After our photo shoot at the viewpoint we stopped in the Menai Bridge town center. The center was filled with cute little shops, and we searched along the main street for a dog-friendly pub for some lunch. We found the Anglesey Arms, where the staff members were incredibly friendly, the food was lovely, and they were more than happy to have Nelson. We spoke to a few locals and they mentioned that we should take Nelson down to the promenade that runs below the pub as it would be a nice walk for him. They were right.

As afternoon came to a close, we decided we wanted to see a bit more of the island, so we jumped in the car and began driving without any sense of direction. You can drive around the island of Anglesey in 40 minutes so our chances of getting lost were very slim! On our little trip around the island we saw many beautiful scenes of the setting sun, and each one seemed more dramatic and vibrant than the last.

Another benefit to staying in Criccieth is that is only a 15-minute drive from the village of Portmeirion.

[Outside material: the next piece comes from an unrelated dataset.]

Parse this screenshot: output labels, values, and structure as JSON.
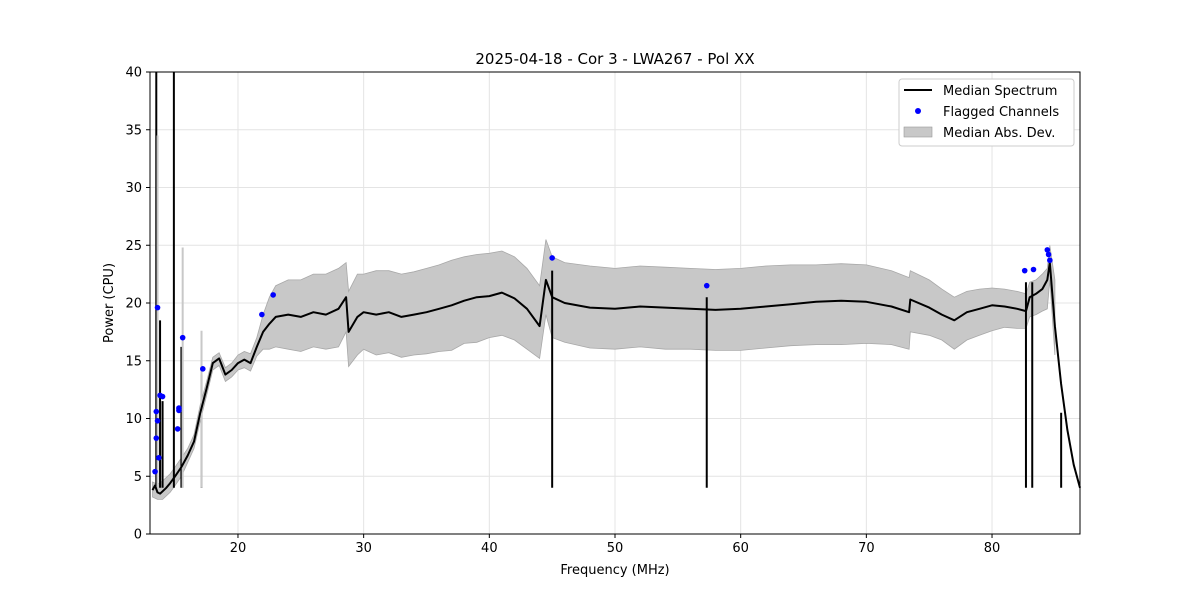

Portmeirion is a place I’ve wanted to visit for a long time, and it was definitely worth the trip. Now owned by a charitable trust (which means you have to pay about US$15 to enter), it was built in the style of an Italian village by Sir Clough Williams-Ellis. You’d never expect such a colorful and unique town smack-dab in the middle of northern Wales! Spend a few hours wandering around the village to take in its fabulous architecture, and if you feel like getting a spa visit in, the Mermaid Spa is a great spot to spend the day.

Although travelling with Nelson meant that I couldn’t partake in many of the activities Snowdonia offers, I did experience the ridiculously fun Bounce Below, which I can highly recommend for all ages. Found in Blaenau Ffestiniog, Bounce Below is a massive subterranean playground comprising a series of bouncy nets to play on. A ticket allows you one hour where you are free to bounce, climb, and slide, and I can guarantee you’ll spend the entire hour laughing and feeling like a kid again. Make sure to make reservations for this activity, as the venue is extremely popular.

When I travel around the UK, I’m usually drawn to places with noted attractions or a lot of historical significance. With Snowdonia, on the other hand, the landscape itself was the appeal. I couldn’t get enough of the picture-perfect villages—I could have spent weeks trying to visit each one, and even more time road-tripping through the gorgeous scenery. Snowdonia truly is an area of outstanding natural beauty and like no place I have ever been before. With so many different activities and spots to explore, I believe it’s the perfect destination for your next vacation.

What are your favorite activities on a nature adventure?